Google 3D-Scanning Project Tango

What is the Project Tango?

As we walk through our daily lives, we use visual cues to navigate and understand the world around us. We observe the size and shape of objects and rooms, and we learn their position and layout almost effortlessly over time. This awareness of space and motion is fundamental to the way we interact with our environment and each other. We are physical beings that live in a 3D world. Yet, our mobile devices assume that physical world ends at the boundaries of the screen.

The goal of Project Tango is to give mobile devices a human-scale understanding of space and motion.

The Google team has been working with universities, research labs, and industrial partners spanning nine countries around the world to build on the last decade of research in robotics and computer vision, concentrating that technology into a unique mobile device. They are putting early prototypes into the hands of developers that can imagine the possibilities and help bring those ideas into reality.

3D motion and depth sensing

Project Tango devices contain customized hardware and software designed to track the full 3D motion of the device, while simultaneously creating a map of the environment. These sensors allow the device to make over a quarter million 3D measurements every second, updating its position and orientation in real-time, combining that data into a single 3D model of the space around you.

They run Android and include development APIs to provide position, orientation, and depth data to standard Android applications written in Java, C/C++, as well as the Unity Game Engine. These early prototypes, algorithms, and APIs are still in active development.
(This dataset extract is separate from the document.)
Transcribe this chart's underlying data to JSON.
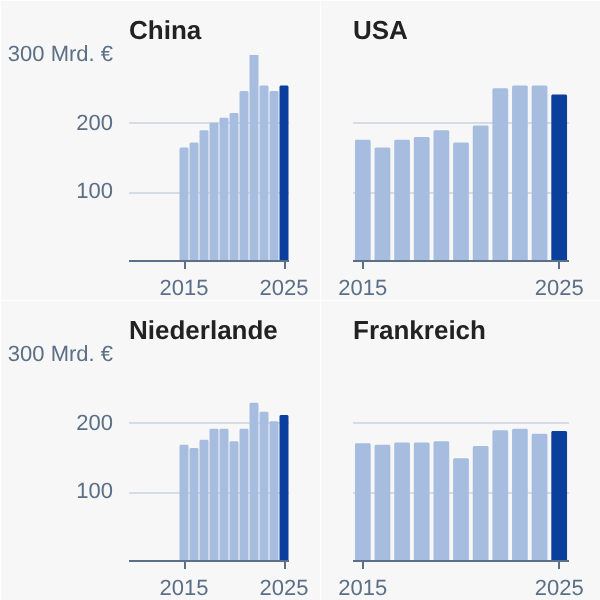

So, these experimental devices are intended only for the adventurous and are not a final shipping product.

What could we do with it?

You could capture the dimensions of your home simply by walking around with your phone before you went furniture shopping. What if you never again found yourself lost in a new building? You could also search for a product and see where the exact shelf is located in a super-store.

Google is already working with LG to put the technology in a consumer device sometime later this year, and taking it out of Advanced Technology and Projects (ATAP). It’s Google’s way of saying that it’s serious about Tango, and that it’s one step closer to being in your next phone or tablet.